In 1974 I went with my husband and then two-year-old daughter to the United States for three months. We were invited to the University of Washington. He got so many invitations to give talks at universities that we decided to go by car from Seattle to New York. We went to California—Berkeley and Davis—then to the national parks, then through the Rocky Mountains to Fermilab. To Niagara Falls, on the way Rochester, Cornell, and Brookhaven. It was the journey of our lives. We had this feeling that it could never happen to us again. Nobody thought that Poland would see the political change that came later, that we would become a normal country. Communism seemed quite solid at the time.

PT : As far as juggling physics and family, you also selected research areas that suited your personal needs.

ZALEWSKA : Yes. Polish physicists already had a solid reputation in data analysis. Then, in 1981, my boss came from CERN with the information that he had been invited to prepare a group of people to join a LEP [Large Electron–Positron Collider] collaboration—it was the future DELPHI experiment. He said, ‘I am looking for volunteers. You should consider there will be no publications for some years.’ I decided this was something for me, because I had small children, and the experiment will grow together with my children. With time, I will have more time for the collaboration. It was correct thinking. We constructed detectors. I was able to go to CERN for one or two months every year. Then the whole family went in 1986–87, for almost two years. We did pioneering work on silicon detectors with microelectronics for DELPHI.

I became known because of this work on the DELPHI silicon vertex detector; it was for measuring precisely the vertices of particle interactions and decays inside the accelerator tube.

PT : How did you get into your current research area, neutrino physics?

ZALEWSKA : In the 1990s I went for a second time to CERN for one and a half years. I worked again for the DELPHI experiment, being responsible for software and data analysis from the vertex detector. Soon I became a member of CERN committees. I learned a lot and loved it.

At the time, the neutrino program for Europe was born.

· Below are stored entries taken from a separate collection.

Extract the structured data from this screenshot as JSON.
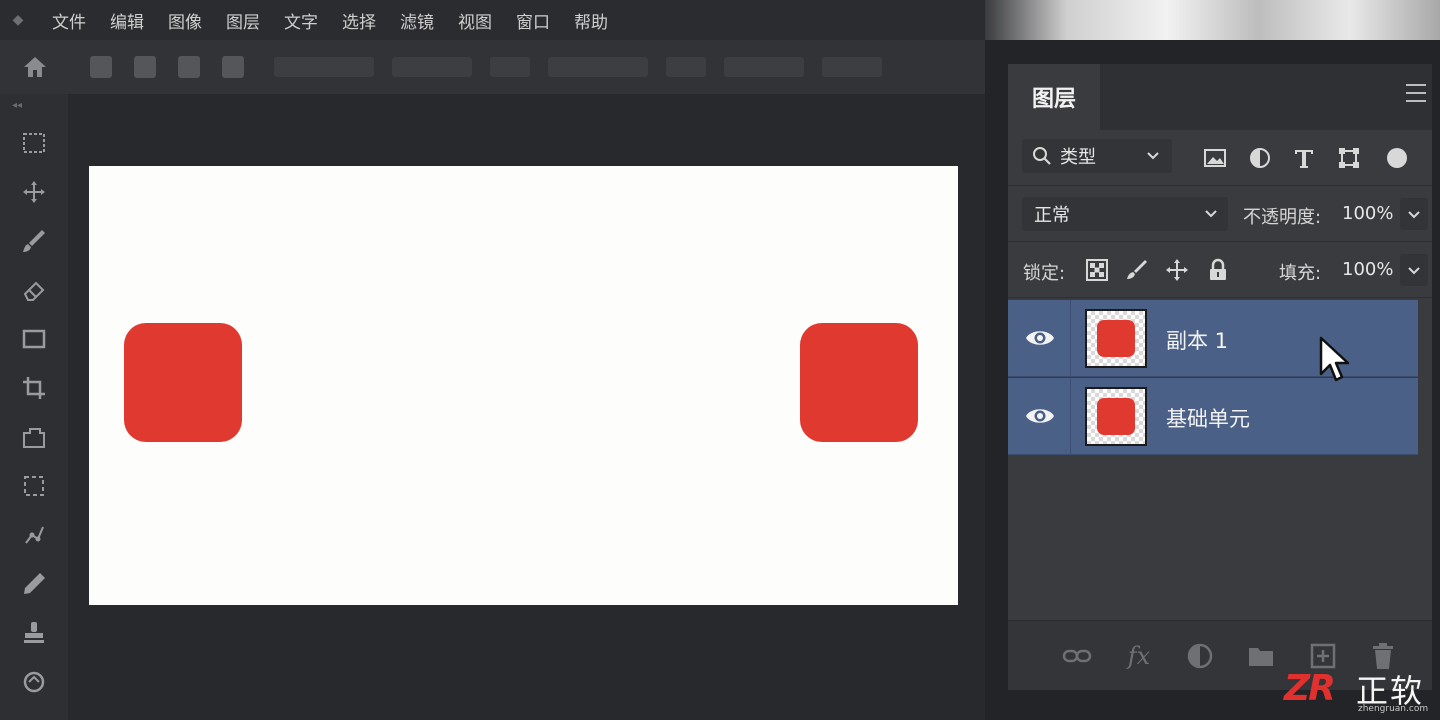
{
  "menubar": {
    "items": [
      "文件",
      "编辑",
      "图像",
      "图层",
      "文字",
      "选择",
      "滤镜",
      "视图",
      "窗口",
      "帮助"
    ]
  },
  "layers_panel": {
    "tab_label": "图层",
    "filter": {
      "selected": "类型"
    },
    "blend_mode": {
      "selected": "正常"
    },
    "opacity": {
      "label": "不透明度:",
      "value": "100%"
    },
    "lock": {
      "label": "锁定:"
    },
    "fill": {
      "label": "填充:",
      "value": "100%"
    },
    "layers": [
      {
        "name": "副本 1",
        "visible": true,
        "selected": true
      },
      {
        "name": "基础单元",
        "visible": true,
        "selected": true
      }
    ]
  },
  "canvas": {
    "shape_color": "#e03a30",
    "background_color": "#fdfdfc"
  },
  "watermark": {
    "logo": "ZR",
    "text": "正软",
    "sub": "zhengruan.com"
  },
  "colors": {
    "selection": "#4b6087",
    "panel": "#3a3b3e",
    "accent_red": "#e03a30"
  }
}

I decided it looked interesting and I gave talks in Poland to inform my colleagues something was happening. I didn’t think of it for myself. But there was an interesting discussion after my seminar in Warsaw, and I got involved. This was completely unexpected for me.

Part of the reason [for my switch to neutrino physics] was that I had been considering working on a silicon detector for the International Linear Collider. It was clear that the ILC was moving slowly, and you couldn’t say when it would be built. In neutrino physics, it seemed we could get data quickly. As part of a group of Polish physicists from seven institutions, I joined the ICARUS experiment [in which a detector in Gran Sasso National Laboratory in Italy lies in wait of neutrinos from CERN to study neutrino oscillations]. The whole thing was a success. The Polish neutrino group is quite active—we have also joined the T2K in Japan.

Now that we are involved in neutrino physics, we are thinking about a small underground laboratory in a copper mine in Poland dedicated to testing detectors and performing physics measurements. The site was considered for the future giant neutrino detector to work on the neutrino beam from CERN, but after a long discussion the Pyhäsalmi mine in Finland was chosen for further studies.

PT : What are your plans as president of the CERN council? And what challenges do you face?

ZALEWSKA : The next three years at CERN are rather well defined. Present plans assume that after data taking finishes in February 2013, we start the almost two-year-long shutdown for getting the Large Hadron Collider ready to work at almost its design energy of 7 TeV per beam.

The second task is working on the update of the European Strategy for Particle Physics. As the supreme decision-making body for CERN, the council is responsible not only for approving activities and programs of the laboratory, but also for defining Europe’s strategy for the field. With recent results—a Higgs-like particle found at the LHC, and the value of the third mixing angle for neutrinos from the Daya Bay and other experiments—we can plan better now how to proceed. The strategy should be finished next year, and then comes the question of implementation and money.